TORONTO – Marcus Stroman se garde bien occupé, même s’il est bien loin de ses coéquipiers des Blue Jays.

L’artilleur de 24 ans a vu sa saison se terminer dès le camp d’entraînement, résultat d’une déchirure à un ligament du genou gauche, le 10 mars.

Depuis ce temps, il meuble son temps avec de la rééducation, de l’entraînement et des cours à temps plein à l’Université Duke, en Caroline du Nord.

«J’aime ça avoir plusieurs choses à gérer en même temps, a dit Stroman. J’ai toujours été comme ça. Plus il y en a, plus je me sens concentré et alerte. Quand c’est trop tranquille, c’est là que j’ai tendance à avoir la tête dans les nuages. Je fonctionne mieux quand je suis bien occupé.»

Stroman a épaté à sa saison recrue l’an dernier, cumulant une fiche de 11-6 avec une moyenne de 3,65, en plus de retirer 111 frappeurs au bâton.

Le choix de premier tour en 2012 devait amorcer le match inaugural des siens avant de se blesser au genou pendant un exercice défensif, il y a deux mois.

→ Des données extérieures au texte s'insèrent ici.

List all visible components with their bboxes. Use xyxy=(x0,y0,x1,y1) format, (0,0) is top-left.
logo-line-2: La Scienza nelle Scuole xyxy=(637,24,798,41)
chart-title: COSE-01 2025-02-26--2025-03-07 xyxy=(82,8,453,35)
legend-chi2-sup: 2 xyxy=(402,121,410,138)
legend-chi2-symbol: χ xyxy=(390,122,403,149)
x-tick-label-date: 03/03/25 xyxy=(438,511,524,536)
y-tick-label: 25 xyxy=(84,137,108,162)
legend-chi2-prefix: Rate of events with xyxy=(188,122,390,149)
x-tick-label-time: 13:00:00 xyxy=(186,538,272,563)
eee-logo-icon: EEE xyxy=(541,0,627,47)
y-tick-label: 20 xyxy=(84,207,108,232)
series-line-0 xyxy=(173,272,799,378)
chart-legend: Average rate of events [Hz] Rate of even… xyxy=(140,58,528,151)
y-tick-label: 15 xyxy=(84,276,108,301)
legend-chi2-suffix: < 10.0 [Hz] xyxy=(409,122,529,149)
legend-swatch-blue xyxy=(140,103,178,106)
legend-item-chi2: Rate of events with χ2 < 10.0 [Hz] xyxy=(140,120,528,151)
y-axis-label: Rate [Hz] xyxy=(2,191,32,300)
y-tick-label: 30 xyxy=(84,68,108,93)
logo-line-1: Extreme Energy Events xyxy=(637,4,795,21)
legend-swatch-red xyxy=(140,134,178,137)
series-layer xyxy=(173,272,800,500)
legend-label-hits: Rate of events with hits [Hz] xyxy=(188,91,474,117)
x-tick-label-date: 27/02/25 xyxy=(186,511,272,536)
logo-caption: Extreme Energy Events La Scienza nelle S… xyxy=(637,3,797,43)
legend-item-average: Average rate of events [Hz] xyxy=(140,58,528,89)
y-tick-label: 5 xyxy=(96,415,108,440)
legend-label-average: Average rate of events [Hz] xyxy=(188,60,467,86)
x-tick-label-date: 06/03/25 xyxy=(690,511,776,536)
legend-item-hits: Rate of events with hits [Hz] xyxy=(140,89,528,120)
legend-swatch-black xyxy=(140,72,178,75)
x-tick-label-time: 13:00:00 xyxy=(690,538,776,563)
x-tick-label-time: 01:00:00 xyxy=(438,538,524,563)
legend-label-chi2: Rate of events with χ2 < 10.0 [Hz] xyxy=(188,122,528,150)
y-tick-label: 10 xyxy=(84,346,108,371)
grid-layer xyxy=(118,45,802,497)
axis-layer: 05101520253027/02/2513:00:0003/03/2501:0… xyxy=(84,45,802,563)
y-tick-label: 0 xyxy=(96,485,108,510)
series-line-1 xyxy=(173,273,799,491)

Après l’opération quelques semaines plus tard, Stroman a décidé de compléter son diplôme en sociologie à Duke, pendant qu’il reprend la forme. Il a dû rater un seul cours jusqu’ici car il est à Toronto pour préparer la journée de sa bobblehead, qui sera offerte le 7 juin, au Rogers Centre.

Stroman a un cours sur la propriété intellectuelle et un sur le cinéma hip-hop, en plus de faire une étude indépendante sur la présentation des athlètes dans les médias, selon qu’ils soient des hommes ou des femmes.

Il va ajouter deux cours en juillet, ce qui va lui permettre de graduer au mois d’août.

Les lundis, mardis et jeudis, Stroman fait des journées de près de 12 heures avec la rééducation, l’entraînement et le temps en classe.

Stroman travaille à la fois avec le personnel médical des Jays et celui de Duke pour remettre son genou à son mieux. Cette semaine, il a recommencé à lancer et attraper une balle de façon informelle, sans protecteur au genou.

Stroman garde espoir d’un retour dans la formation des Jays en septembre, mais son gérant n’a pas trop voulu se prononcer.

«Je n’en ai aucune idée. Ça dépend de lui et des médecins, vous savez, a dit John Gibbons. Mais il est une espèce différente des autres. J’ai l’impression qu’il ne faut pas le sous-estimer.»